Trinity Mirror Share Discussion Threads

Showing 6601 to 6625 of 7575 messages
Chat Pages: Latest  267  266  265  264  263  262  261  260  259  258  257  256  Older
DateSubjectAuthorDiscuss
08/8/2016
17:16
Badly timed entry here at 92p. Priced to go bust, but have cash to throw around on share buybacks. Stop loss at 78p
spoole5
08/8/2016
08:16
Strong start again and miles to go!

BUY BUY BUY

DYOR NAI

!!

philjeans
05/8/2016
17:35
On examining the JPR results one thing screams out , that is the risk related to low margin.
Basically the share price is very very low hence the mkt capitalisation is very low, however revenue is very high. Therefore a small decline in revenue or a rise in costs will tip the thing into loss since current margins are small.
In the case of JPR low PE does not equate to high earnings just to a very very low share price

JPR is very high risk, if you think they can increase revenue and cut costs buy it, if the reverse steer clear.
TNI is a safer bet IMHO.

Check out the two charts since 1988 they tell a story.

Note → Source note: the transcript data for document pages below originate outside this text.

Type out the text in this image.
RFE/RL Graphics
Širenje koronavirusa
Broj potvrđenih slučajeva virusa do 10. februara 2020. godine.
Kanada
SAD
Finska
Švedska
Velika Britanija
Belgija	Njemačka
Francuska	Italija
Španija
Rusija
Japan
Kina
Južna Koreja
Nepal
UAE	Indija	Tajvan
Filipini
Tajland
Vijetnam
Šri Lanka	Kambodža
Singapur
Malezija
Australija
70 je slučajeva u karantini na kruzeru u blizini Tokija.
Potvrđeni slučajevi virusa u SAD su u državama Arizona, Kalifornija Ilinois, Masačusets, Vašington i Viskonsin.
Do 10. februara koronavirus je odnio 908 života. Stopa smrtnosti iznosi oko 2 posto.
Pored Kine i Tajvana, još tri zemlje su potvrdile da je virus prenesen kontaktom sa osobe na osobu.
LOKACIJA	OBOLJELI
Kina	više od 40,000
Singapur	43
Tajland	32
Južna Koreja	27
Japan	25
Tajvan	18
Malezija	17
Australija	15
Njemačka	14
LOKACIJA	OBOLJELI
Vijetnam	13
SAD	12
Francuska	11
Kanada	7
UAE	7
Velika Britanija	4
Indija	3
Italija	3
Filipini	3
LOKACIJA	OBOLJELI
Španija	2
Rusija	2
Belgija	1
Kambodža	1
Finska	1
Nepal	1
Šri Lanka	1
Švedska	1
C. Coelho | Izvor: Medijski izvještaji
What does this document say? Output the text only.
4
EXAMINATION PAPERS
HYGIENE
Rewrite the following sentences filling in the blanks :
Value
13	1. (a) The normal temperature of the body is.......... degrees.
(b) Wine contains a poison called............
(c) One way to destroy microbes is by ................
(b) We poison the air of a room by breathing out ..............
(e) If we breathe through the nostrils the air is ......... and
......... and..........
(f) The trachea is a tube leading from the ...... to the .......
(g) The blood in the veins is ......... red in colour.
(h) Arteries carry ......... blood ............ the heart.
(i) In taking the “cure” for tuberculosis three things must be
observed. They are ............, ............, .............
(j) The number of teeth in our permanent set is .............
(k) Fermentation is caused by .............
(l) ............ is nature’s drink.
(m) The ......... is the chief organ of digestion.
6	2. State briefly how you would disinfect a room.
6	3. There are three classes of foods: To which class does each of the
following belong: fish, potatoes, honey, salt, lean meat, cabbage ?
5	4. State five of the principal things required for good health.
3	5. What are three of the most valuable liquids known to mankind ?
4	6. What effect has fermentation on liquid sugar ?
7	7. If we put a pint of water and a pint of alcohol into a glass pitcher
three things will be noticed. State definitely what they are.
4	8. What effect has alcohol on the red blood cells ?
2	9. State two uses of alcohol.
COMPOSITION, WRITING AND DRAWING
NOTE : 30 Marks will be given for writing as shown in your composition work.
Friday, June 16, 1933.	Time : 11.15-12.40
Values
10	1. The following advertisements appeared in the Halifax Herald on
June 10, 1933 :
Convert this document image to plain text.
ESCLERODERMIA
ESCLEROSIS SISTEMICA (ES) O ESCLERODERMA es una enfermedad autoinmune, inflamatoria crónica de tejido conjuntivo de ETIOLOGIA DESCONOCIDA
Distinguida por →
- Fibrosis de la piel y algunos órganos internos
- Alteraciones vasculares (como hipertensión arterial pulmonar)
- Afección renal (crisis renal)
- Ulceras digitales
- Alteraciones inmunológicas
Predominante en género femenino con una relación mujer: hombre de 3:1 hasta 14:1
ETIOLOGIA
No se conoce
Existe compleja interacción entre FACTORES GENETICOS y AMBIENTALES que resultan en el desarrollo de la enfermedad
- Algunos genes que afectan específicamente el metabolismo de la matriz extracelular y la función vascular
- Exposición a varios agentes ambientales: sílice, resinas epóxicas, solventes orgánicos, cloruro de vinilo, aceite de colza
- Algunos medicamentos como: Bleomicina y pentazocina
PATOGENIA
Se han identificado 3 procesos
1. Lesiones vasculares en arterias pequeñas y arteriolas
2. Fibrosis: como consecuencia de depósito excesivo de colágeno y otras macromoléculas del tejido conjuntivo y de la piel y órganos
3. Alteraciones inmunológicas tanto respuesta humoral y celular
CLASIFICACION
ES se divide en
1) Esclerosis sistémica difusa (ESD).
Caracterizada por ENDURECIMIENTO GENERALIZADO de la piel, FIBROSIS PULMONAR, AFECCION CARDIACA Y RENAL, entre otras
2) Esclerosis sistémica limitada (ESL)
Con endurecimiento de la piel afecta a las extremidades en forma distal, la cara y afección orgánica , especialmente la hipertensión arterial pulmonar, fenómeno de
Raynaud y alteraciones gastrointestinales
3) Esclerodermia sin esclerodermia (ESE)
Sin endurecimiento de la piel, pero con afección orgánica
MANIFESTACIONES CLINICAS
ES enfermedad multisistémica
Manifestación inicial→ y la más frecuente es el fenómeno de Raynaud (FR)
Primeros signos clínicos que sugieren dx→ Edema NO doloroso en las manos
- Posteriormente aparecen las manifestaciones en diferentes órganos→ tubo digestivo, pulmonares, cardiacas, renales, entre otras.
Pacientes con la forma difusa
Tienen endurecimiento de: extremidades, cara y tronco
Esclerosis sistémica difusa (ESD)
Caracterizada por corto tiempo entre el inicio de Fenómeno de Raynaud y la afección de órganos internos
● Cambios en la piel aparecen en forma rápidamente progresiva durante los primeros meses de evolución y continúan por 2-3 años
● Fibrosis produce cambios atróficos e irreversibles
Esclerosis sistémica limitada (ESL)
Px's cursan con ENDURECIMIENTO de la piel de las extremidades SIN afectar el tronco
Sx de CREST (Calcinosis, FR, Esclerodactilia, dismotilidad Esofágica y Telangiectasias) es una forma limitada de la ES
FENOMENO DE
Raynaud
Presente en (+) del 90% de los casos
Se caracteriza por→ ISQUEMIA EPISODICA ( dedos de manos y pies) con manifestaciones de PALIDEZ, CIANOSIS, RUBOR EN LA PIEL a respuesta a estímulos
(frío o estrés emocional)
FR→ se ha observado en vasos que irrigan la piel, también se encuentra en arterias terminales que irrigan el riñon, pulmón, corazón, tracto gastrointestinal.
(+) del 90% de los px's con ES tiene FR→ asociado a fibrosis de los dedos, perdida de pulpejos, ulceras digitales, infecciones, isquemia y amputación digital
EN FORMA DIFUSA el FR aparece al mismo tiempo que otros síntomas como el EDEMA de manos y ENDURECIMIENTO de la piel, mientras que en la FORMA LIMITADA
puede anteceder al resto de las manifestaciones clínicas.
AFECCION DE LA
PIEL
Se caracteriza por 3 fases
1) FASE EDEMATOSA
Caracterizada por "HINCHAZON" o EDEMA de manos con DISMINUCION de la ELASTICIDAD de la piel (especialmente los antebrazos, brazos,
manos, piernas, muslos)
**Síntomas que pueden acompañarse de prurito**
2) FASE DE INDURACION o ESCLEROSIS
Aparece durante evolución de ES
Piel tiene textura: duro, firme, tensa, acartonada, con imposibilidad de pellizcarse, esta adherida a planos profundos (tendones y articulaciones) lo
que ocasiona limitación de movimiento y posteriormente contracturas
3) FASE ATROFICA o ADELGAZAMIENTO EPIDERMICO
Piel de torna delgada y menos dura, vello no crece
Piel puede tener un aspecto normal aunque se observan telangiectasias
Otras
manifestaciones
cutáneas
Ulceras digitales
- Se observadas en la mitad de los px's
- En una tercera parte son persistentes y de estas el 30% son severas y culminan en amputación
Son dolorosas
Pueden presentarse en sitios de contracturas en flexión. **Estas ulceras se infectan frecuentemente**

All this is IMHO and DYOR no advice intended here.

freddie ferret
05/8/2016
08:47
Pushing on well now - not much doubt about which one has the most potential - JPR or TNI -is there?

Glad I got in at the bottom - a doubler by EOY I think.

philjeans
04/8/2016
17:58
Well so will we then
bc4
04/8/2016
17:44
I dont know why they announced a buyback. Now the company selling can hold off a few days and get 20% more for their shares. They should have just bought them as and when the price fell to a certain value like Fyffes or Berkshire etc
smicker
04/8/2016
17:08
Strong finish to the day!
bc4
04/8/2016
12:54
That's a bit more like it!

Miles to go now.

philjeans
04/8/2016
10:36
Yes - I think JPR is far more risky than TNI - the debt will need clearing faster than the pension deficit!

Happy to have bought again at the bottom and will sit patiently for a few months until common sense returns, earning 6% for my capital.

philjeans
04/8/2016
08:42
well Johnson press results were pretty ugly.
I still reckon there is value here but sector sentiment is really pretty negative so gains will probably difficult to come by.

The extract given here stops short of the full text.